Wie sieht jedoch das Booking der Top-Faces aktuell aus? Müssen John Cena oder Sheamus irgendjemanden fürchten? Werden ihre jeweiligen Gegner souverän, gefährlich oder gar dominant dargestellt? Wird einem abschließenden Sieg in einer wochenlangen Fehde wirklich entgegengefiebert, weil sie ihre Tyrannen dann eeendlich besiegen können? Absolut nicht. John Cena und Sheamus gewinnen jedes ihrer Matches clean, es gibt in der gesamten Company keinen bedrohlichen oder dominanten Heel, der für einen der beiden auch nur die geringste Gefahr darstellen könnte. Warum ist das so? Weil nicht mal jene Heels, die nicht in Programmen stecken, ihr Standing durch klare und aggressive Siege steigern dürfen. Der dominante Part der Fehde fällt eigentlich immer dem Face zu, sodass das Interesse an der Konfrontation automatisch gen null sinkt. Warum sollte ich mir ansehen, ob Sheamus beim SummerSlam über Alberto del Rio triumphiert, wenn er ihn doch schon jede Woche vorführen darf?

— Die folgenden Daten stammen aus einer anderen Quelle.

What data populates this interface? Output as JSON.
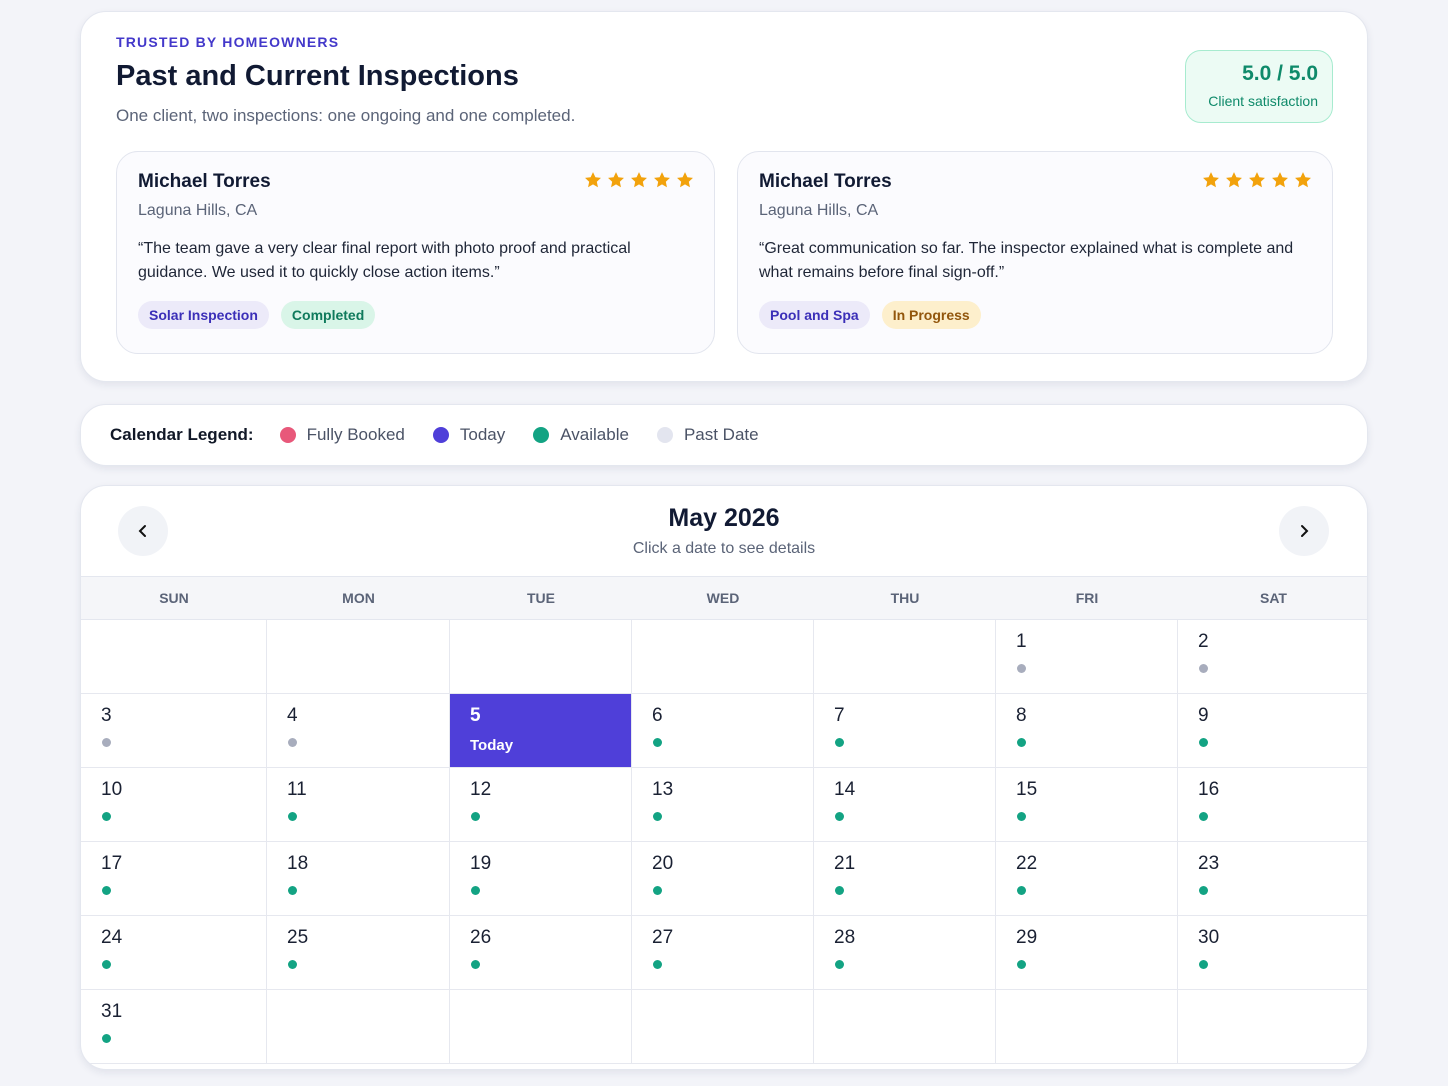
{
  "header": {
    "eyebrow": "TRUSTED BY HOMEOWNERS",
    "title": "Past and Current Inspections",
    "subtitle": "One client, two inspections: one ongoing and one completed.",
    "rating": "5.0 / 5.0",
    "rating_label": "Client satisfaction"
  },
  "reviews": [
    {
      "name": "Michael Torres",
      "location": "Laguna Hills, CA",
      "stars": 5,
      "quote": "“The team gave a very clear final report with photo proof and practical guidance. We used it to quickly close action items.”",
      "tags": [
        {
          "label": "Solar Inspection",
          "color": "#3b2fb8",
          "background": "#eceaf9"
        },
        {
          "label": "Completed",
          "color": "#0f7a5c",
          "background": "#d9f5e8"
        }
      ]
    },
    {
      "name": "Michael Torres",
      "location": "Laguna Hills, CA",
      "stars": 5,
      "quote": "“Great communication so far. The inspector explained what is complete and what remains before final sign-off.”",
      "tags": [
        {
          "label": "Pool and Spa",
          "color": "#3b2fb8",
          "background": "#eceaf9"
        },
        {
          "label": "In Progress",
          "color": "#92560c",
          "background": "#fdefcc"
        }
      ]
    }
  ],
  "legend": {
    "title": "Calendar Legend:",
    "items": [
      {
        "label": "Fully Booked",
        "color": "#e8587a"
      },
      {
        "label": "Today",
        "color": "#4f3fd9"
      },
      {
        "label": "Available",
        "color": "#13a383"
      },
      {
        "label": "Past Date",
        "color": "#e3e5ef"
      }
    ]
  },
  "calendar": {
    "month": "May 2026",
    "hint": "Click a date to see details",
    "weekdays": [
      "SUN",
      "MON",
      "TUE",
      "WED",
      "THU",
      "FRI",
      "SAT"
    ],
    "weeks": [
      [
        null,
        null,
        null,
        null,
        null,
        {
          "day": 1,
          "dot": "#a8adbd"
        },
        {
          "day": 2,
          "dot": "#a8adbd"
        }
      ],
      [
        {
          "day": 3,
          "dot": "#a8adbd"
        },
        {
          "day": 4,
          "dot": "#a8adbd"
        },
        {
          "day": 5,
          "today": true,
          "label": "Today"
        },
        {
          "day": 6,
          "dot": "#13a383"
        },
        {
          "day": 7,
          "dot": "#13a383"
        },
        {
          "day": 8,
          "dot": "#13a383"
        },
        {
          "day": 9,
          "dot": "#13a383"
        }
      ],
      [
        {
          "day": 10,
          "dot": "#13a383"
        },
        {
          "day": 11,
          "dot": "#13a383"
        },
        {
          "day": 12,
          "dot": "#13a383"
        },
        {
          "day": 13,
          "dot": "#13a383"
        },
        {
          "day": 14,
          "dot": "#13a383"
        },
        {
          "day": 15,
          "dot": "#13a383"
        },
        {
          "day": 16,
          "dot": "#13a383"
        }
      ],
      [
        {
          "day": 17,
          "dot": "#13a383"
        },
        {
          "day": 18,
          "dot": "#13a383"
        },
        {
          "day": 19,
          "dot": "#13a383"
        },
        {
          "day": 20,
          "dot": "#13a383"
        },
        {
          "day": 21,
          "dot": "#13a383"
        },
        {
          "day": 22,
          "dot": "#13a383"
        },
        {
          "day": 23,
          "dot": "#13a383"
        }
      ],
      [
        {
          "day": 24,
          "dot": "#13a383"
        },
        {
          "day": 25,
          "dot": "#13a383"
        },
        {
          "day": 26,
          "dot": "#13a383"
        },
        {
          "day": 27,
          "dot": "#13a383"
        },
        {
          "day": 28,
          "dot": "#13a383"
        },
        {
          "day": 29,
          "dot": "#13a383"
        },
        {
          "day": 30,
          "dot": "#13a383"
        }
      ],
      [
        {
          "day": 31,
          "dot": "#13a383"
        },
        null,
        null,
        null,
        null,
        null,
        null
      ]
    ]
  }
}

Die vielzitierte Internet-Wrestling-Community feiert fast durchgängig die Heels der Company. Nicht nur, weil sie die vermeintlich besseren Performer sind, sondern eben auch, weil sie die wahren Faces wurden. Wenn Daniel Bryan Woche für Woche von einer rachsüchtigen GM mit übermächtigen Gegnern konfrontiert würde, wünsche ich mir doch schon fast automatisch, dass Bryan am Ende siegreich aus der Konfrontation hervorgeht. Wenn Dolph Ziggler wochenlang den Job für Leute wie Brodus Clay machen muss, ist es für mich doch - allein wegen seines Talents - am Ende nur erfreulich, wenn er den Koffer bei Money in the Bank gewinnt.
WWE betreibt damit ein Booking, das äußert kontraproduktiv ist. Immer häufiger bekommen Heels gute, positive Reaktionen während Faces ausgebuht werden. Ihre Dominanz langweilt und regt nicht dazu an, für sie zu jubeln. Bis auf die Fans des FC Bayern will ja auch keiner, dass der FC Bayern erneut Deutscher Meister wird. Man fiebert automatisch mit dem Underdog und WWE verpasst es, die Faces als Underdogs und Heels gleichzeitig als Bedrohung darzustellen. Man opfert das langfristige Zuschauerinteresse an der Konfrontation immer häufiger dem momentanen Feel-Good-Moment. Niemand bezahlt für einen PPV, wenn das Face schon seit Wochen obenauf ist und der Sieg nur noch Formsache scheint, zumal der Underdog eh der Bösewicht ist, den man nicht gewinnen sehen will.